Generally speaking, I tend to lean towards dynamic stretches, like cat-cow and half-kneeling rocks, which are essentially active movements where joints and muscles go through a full range of motion.

According to a 2024 paper, published in the Arthroscopy, Sports Medicine, and Rehabilitation journal, completing dynamic exercises plays a “pivotal role” in injury prevention by preparing the body both physically and mentally for physical activity.

But over the past couple of months, I’ve found myself completing more and more static stretches, which see me hold a child’s pose for two to three minutes or complete a cobra pose and forward fold for multiple seconds at a time. And Sarah Beth’s 10-minute yoga stretch was a great mix of the two.
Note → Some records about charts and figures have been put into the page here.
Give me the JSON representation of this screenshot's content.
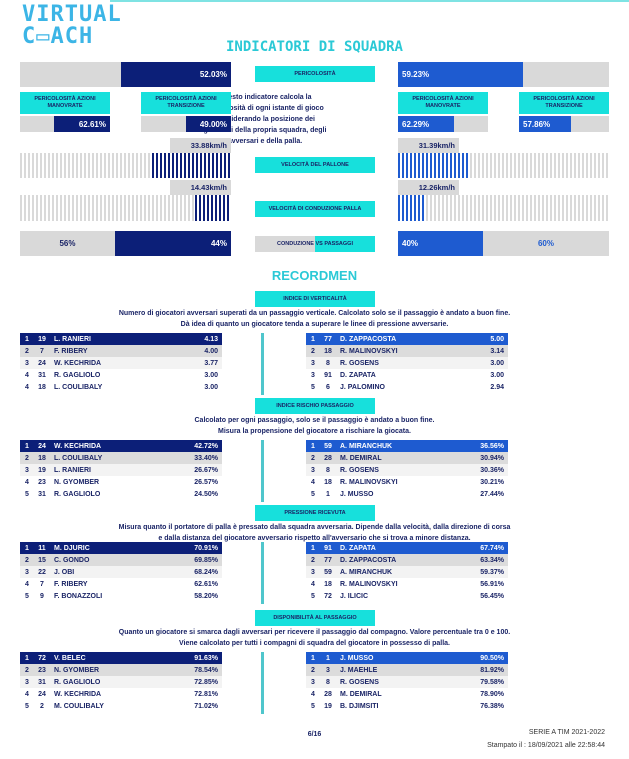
{
  "logo": {
    "line1": "VIRTUAL",
    "line2": "C▭ACH"
  },
  "title": "INDICATORI DI SQUADRA",
  "colors": {
    "home": "#0c1f78",
    "away": "#1e5bd0",
    "accent": "#17e0dc"
  },
  "indicators": {
    "pericolosita": {
      "label": "PERICOLOSITÀ",
      "home": "52.03%",
      "away": "59.23%",
      "home_pct": 52.03,
      "away_pct": 59.23
    },
    "description": "Questo indicatore calcola la pericolosità di ogni istante di gioco considerando la posizione dei giocatori della propria squadra, degli avversari e della palla.",
    "manovrate": {
      "label": "PERICOLOSITÀ AZIONI MANOVRATE",
      "home": "62.61%",
      "away": "62.29%"
    },
    "transizione": {
      "label": "PERICOLOSITÀ AZIONI TRANSIZIONE",
      "home": "49.00%",
      "away": "57.86%"
    },
    "velocita_pallone": {
      "label": "VELOCITÀ DEL PALLONE",
      "home": "33.88km/h",
      "away": "31.39km/h"
    },
    "velocita_conduzione": {
      "label": "VELOCITÀ DI CONDUZIONE PALLA",
      "home": "14.43km/h",
      "away": "12.26km/h"
    },
    "conduzione_passaggi": {
      "label": "CONDUZIONE VS PASSAGGI",
      "home_conduzione": "56%",
      "home_passaggi": "44%",
      "away_left": "40%",
      "away_right": "60%"
    }
  },
  "recordmen_title": "RECORDMEN",
  "sections": [
    {
      "label": "INDICE DI VERTICALITÀ",
      "desc": [
        "Numero di giocatori avversari superati da un passaggio verticale. Calcolato solo se il passaggio è andato a buon fine.",
        "Dà idea di quanto un giocatore tenda a superare le linee di pressione avversarie."
      ],
      "home": [
        [
          "1",
          "19",
          "L. RANIERI",
          "4.13"
        ],
        [
          "2",
          "7",
          "F. RIBERY",
          "4.00"
        ],
        [
          "3",
          "24",
          "W. KECHRIDA",
          "3.77"
        ],
        [
          "4",
          "31",
          "R. GAGLIOLO",
          "3.00"
        ],
        [
          "4",
          "18",
          "L. COULIBALY",
          "3.00"
        ]
      ],
      "away": [
        [
          "1",
          "77",
          "D. ZAPPACOSTA",
          "5.00"
        ],
        [
          "2",
          "18",
          "R. MALINOVSKYI",
          "3.14"
        ],
        [
          "3",
          "8",
          "R. GOSENS",
          "3.00"
        ],
        [
          "3",
          "91",
          "D. ZAPATA",
          "3.00"
        ],
        [
          "5",
          "6",
          "J. PALOMINO",
          "2.94"
        ]
      ]
    },
    {
      "label": "INDICE RISCHIO PASSAGGIO",
      "desc": [
        "Calcolato per ogni passaggio, solo se il passaggio è andato a buon fine.",
        "Misura la propensione del giocatore a rischiare la giocata."
      ],
      "home": [
        [
          "1",
          "24",
          "W. KECHRIDA",
          "42.72%"
        ],
        [
          "2",
          "18",
          "L. COULIBALY",
          "33.40%"
        ],
        [
          "3",
          "19",
          "L. RANIERI",
          "26.67%"
        ],
        [
          "4",
          "23",
          "N. GYOMBER",
          "26.57%"
        ],
        [
          "5",
          "31",
          "R. GAGLIOLO",
          "24.50%"
        ]
      ],
      "away": [
        [
          "1",
          "59",
          "A. MIRANCHUK",
          "36.56%"
        ],
        [
          "2",
          "28",
          "M. DEMIRAL",
          "30.94%"
        ],
        [
          "3",
          "8",
          "R. GOSENS",
          "30.36%"
        ],
        [
          "4",
          "18",
          "R. MALINOVSKYI",
          "30.21%"
        ],
        [
          "5",
          "1",
          "J. MUSSO",
          "27.44%"
        ]
      ]
    },
    {
      "label": "PRESSIONE RICEVUTA",
      "desc": [
        "Misura quanto il portatore di palla è pressato dalla squadra avversaria. Dipende dalla velocità, dalla direzione di corsa",
        "e dalla distanza del giocatore avversario rispetto all'avversario che si trova a minore distanza."
      ],
      "home": [
        [
          "1",
          "11",
          "M. DJURIC",
          "70.91%"
        ],
        [
          "2",
          "15",
          "C. GONDO",
          "69.85%"
        ],
        [
          "3",
          "22",
          "J. OBI",
          "68.24%"
        ],
        [
          "4",
          "7",
          "F. RIBERY",
          "62.61%"
        ],
        [
          "5",
          "9",
          "F. BONAZZOLI",
          "58.20%"
        ]
      ],
      "away": [
        [
          "1",
          "91",
          "D. ZAPATA",
          "67.74%"
        ],
        [
          "2",
          "77",
          "D. ZAPPACOSTA",
          "63.34%"
        ],
        [
          "3",
          "59",
          "A. MIRANCHUK",
          "59.37%"
        ],
        [
          "4",
          "18",
          "R. MALINOVSKYI",
          "56.91%"
        ],
        [
          "5",
          "72",
          "J. ILICIC",
          "56.45%"
        ]
      ]
    },
    {
      "label": "DISPONIBILITÀ AL PASSAGGIO",
      "desc": [
        "Quanto un giocatore si smarca dagli avversari per ricevere il passaggio dal compagno. Valore percentuale tra 0 e 100.",
        "Viene calcolato per tutti i compagni di squadra del giocatore in possesso di palla."
      ],
      "home": [
        [
          "1",
          "72",
          "V. BELEC",
          "91.63%"
        ],
        [
          "2",
          "23",
          "N. GYOMBER",
          "78.54%"
        ],
        [
          "3",
          "31",
          "R. GAGLIOLO",
          "72.85%"
        ],
        [
          "4",
          "24",
          "W. KECHRIDA",
          "72.81%"
        ],
        [
          "5",
          "2",
          "M. COULIBALY",
          "71.02%"
        ]
      ],
      "away": [
        [
          "1",
          "1",
          "J. MUSSO",
          "90.50%"
        ],
        [
          "2",
          "3",
          "J. MAEHLE",
          "81.92%"
        ],
        [
          "3",
          "8",
          "R. GOSENS",
          "79.58%"
        ],
        [
          "4",
          "28",
          "M. DEMIRAL",
          "78.90%"
        ],
        [
          "5",
          "19",
          "B. DJIMSITI",
          "76.38%"
        ]
      ]
    }
  ],
  "footer": {
    "page": "6/16",
    "league": "SERIE A TIM 2021-2022",
    "printed": "Stampato il : 18/09/2021 alle 22:58:44"
  }
}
But while this stretching routine involved a mix of dynamic and static stretches, my back and shoulders found a lot of relief from holding the puppy dog pose for 30 seconds, a thread the needle position for 25 seconds, and a chest opener position for half a minute. I found that there was a lot of stretch to be found in this static stillness.

One side was tighter than the other

Most people naturally have a more dominant side. Whether you’re right or left-handed or you’re stronger on one side—myofascial imbalance isn’t unheard of.

However, this stretching routine highlights in real time what too much time in unbalanced postures and slumped positions can do to your muscles, causing them to be tighter or shorter on one side.

When completing the chest openers, I found that I was tighter on my left-hand side than I was on my right. This meant I could sink into a deeper stretch on my right, compared to my left. Doing so on the latter felt a little bit stickier and while this is completely normal, amongst other things, it just means I need to stretch this area a little more to ensure no other muscles are picking up the slack.

10 minutes might not be long, but it made a difference

The great thing about stretching is that whether you have time for a little or a lot if done with the right form, you’re bound to feel a difference from doing so—my neck, back and shoulders certainly did!

I realize that sporadic 10-minute bouts of stretching won’t be enough to undo the tightness and tension felt from too much time spent sitting in one position forever.

However, according to a 2024 article, that looked into the effects of stretching exercises on muscle tension, if regularly completed, stretching exercises constitute one of the “preventive measures” that can be implemented to overcome tension muscle strength and increase soft tissue elongation.

In the same article, researchers noted that stretching can increase the range of motion, reduce soft tissue injuries, and address muscle imbalances leading to low back pain. Which is not bad for taking mere minutes out of your day, right?